The authors evaluate model robustness against hallucination using dummy video inputs where the queried objects are absent. Results indicate that while human evaluators and proprietary models reliably identify the absence of objects, specialized fine-tuned models frequently fail by predicting non-zero counts. This suggests that fine-tuning on existing benchmarks may lead to overfitting and a disregard for actual visual evidence. Specialized fine-tuned models exhibit near-zero performance on black video inputs, revealing a tendency to hallucinate objects that are not present. Proprietary models consistently outperform open-source counterparts on tasks requiring the detection of missing objects. Performance varies significantly among zero-shot open-source models, with some achieving perfect accuracy on dummy inputs while others fail completely.

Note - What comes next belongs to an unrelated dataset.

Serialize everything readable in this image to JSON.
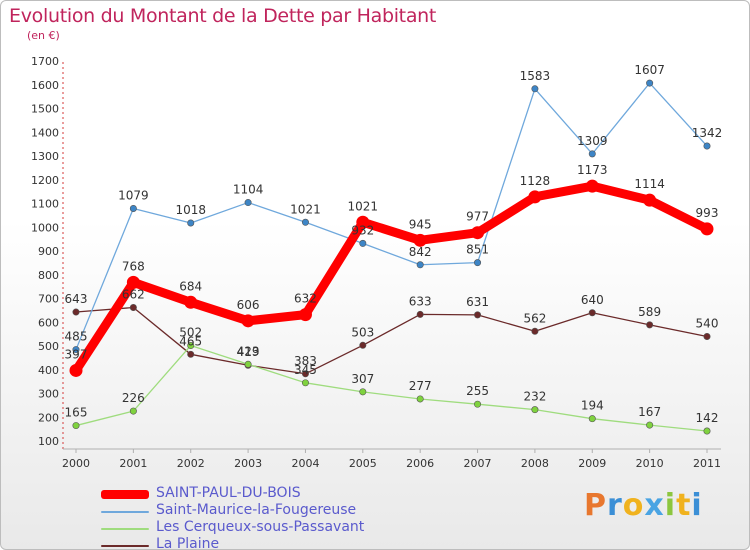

The authors evaluate representative open-source vision-language models on numerical and multiple-choice spatial reasoning tasks using the ReVSI benchmark. The results show a clear trend where larger model variants, such as the 32B versions of Qwen and InternVL, outperform their smaller 8B counterparts across most metrics. While object size estimation is handled relatively well by the top models, absolute distance estimation presents a larger performance gap between different architectures. Larger model scales generally yield superior performance on both numerical and multiple-choice spatial reasoning benchmarks. Object size estimation tasks are solved with higher accuracy compared to absolute distance estimation tasks across the evaluated models. The Qwen3-VL and InternVL3.5 families demonstrate stronger overall spatial reasoning capabilities than the LLaVA-Video variants in this comparison.
This evaluation assesses spatial reasoning and hallucination robustness across proprietary, open-source, and fine-tuned vision-language models on the ReVSI benchmark. Proprietary models consistently outperform open-source alternatives, and larger parameter variants generally achieve higher accuracy than smaller versions across image and video tasks. Conversely, specialized fine-tuned models often underperform base versions and hallucinate absent objects, while tasks involving distance estimation and multiple objects remain more difficult than object size estimation.